この年収金額と自己資金金額の記入が求める物件に巡りあえるかどうかを左右していきますのでご注意ください。
自己資金は多いに超した事はありませんので早い段階から貯蓄計画を立ててみたらどうでしょう。

5.どの業者から買うべきか

ちょっと難しい話になってきました。
新築物件であれば、当然大手マンションデベロッパーが開発した物件を購入すべきです。
(しかし、この頃は大手でも手抜き工事物件が見られますが・・・・。でも、社会問題になった場合はしかるべき対処ができるのも大手の資金力があるからでしょう。)

さて、お勧めしている中古物件であれば?
財閥系大手でも扱いますし、市中零細不動産業でも扱います。
私の感覚では営業担当者次第かと思います。

この一連の記事を書く切っ掛けの話になりますが、
不動産取引が多岐に及び業務内容が細分化されているように思います。取引に関わる全般事項を全体を通して何の為に調査しなくてはならないのか、この書類は何を確認しなくてはならないのかをしっかりと明文化し説明できる方って中々会える事ができません。
大手だからと言ってもベテランの営業マンが担当してもらえる確率の方が社員数が多い分減ります。あくまでも私見ですが、昔から地元で仕事をしている零細不動産業の社長とかとコンタクトできればノウハウはしっかりと持っているものと感じます。
下手したら欲しいと思っている不動産の新築工事の頃から地盤はどうかとか、住んでいる方の生活レベルまで知っているのではないでしょうか。
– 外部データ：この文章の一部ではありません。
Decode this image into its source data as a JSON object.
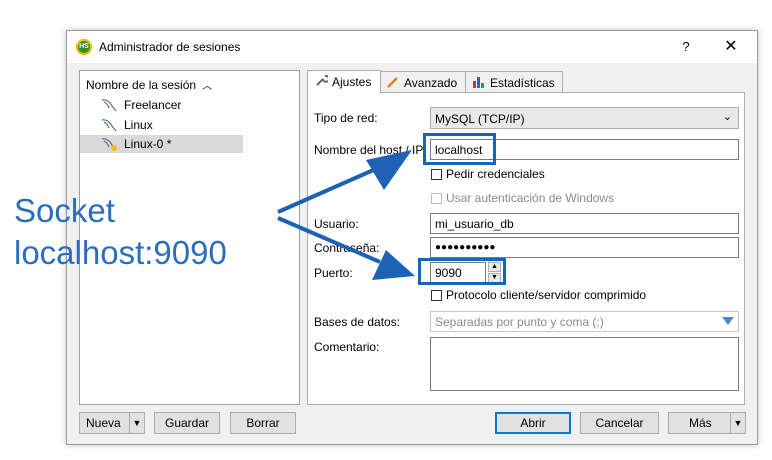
{
  "window": {
    "title": "Administrador de sesiones",
    "help": "?",
    "close": "✕",
    "app_icon_text": "HS"
  },
  "tree": {
    "header": "Nombre de la sesión",
    "sort_indicator": "^",
    "items": [
      {
        "label": "Freelancer",
        "selected": false
      },
      {
        "label": "Linux",
        "selected": false
      },
      {
        "label": "Linux-0 *",
        "selected": true
      }
    ]
  },
  "tabs": [
    {
      "label": "Ajustes",
      "icon": "wrench-icon",
      "active": true
    },
    {
      "label": "Avanzado",
      "icon": "tool-icon",
      "active": false
    },
    {
      "label": "Estadísticas",
      "icon": "bar-chart-icon",
      "active": false
    }
  ],
  "form": {
    "network_type_label": "Tipo de red:",
    "network_type_value": "MySQL (TCP/IP)",
    "host_label": "Nombre del host / IP:",
    "host_value": "localhost",
    "ask_credentials_label": "Pedir credenciales",
    "windows_auth_label": "Usar autenticación de Windows",
    "user_label": "Usuario:",
    "user_value": "mi_usuario_db",
    "password_label": "Contraseña:",
    "password_value": "●●●●●●●●●●",
    "port_label": "Puerto:",
    "port_value": "9090",
    "compressed_label": "Protocolo cliente/servidor comprimido",
    "databases_label": "Bases de datos:",
    "databases_placeholder": "Separadas por punto y coma (;)",
    "comment_label": "Comentario:"
  },
  "buttons": {
    "new": "Nueva",
    "save": "Guardar",
    "delete": "Borrar",
    "open": "Abrir",
    "cancel": "Cancelar",
    "more": "Más"
  },
  "annotation": {
    "line1": "Socket",
    "line2": "localhost:9090",
    "color": "#2a6ebe"
  }
}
私が言えるのはしっかりと物件を探すと共に、信頼できる営業担当者を見つける事ではと思います。


新築は住んでからも施行保証、品質瑕疵責任、メンテなどでお世話になりますが、
中古物件はあくまでも仲介業者としての付き合いですので人間としての信頼度、価格交渉力、スムーズな取り引きができるスキルがあるかの3点かと思います。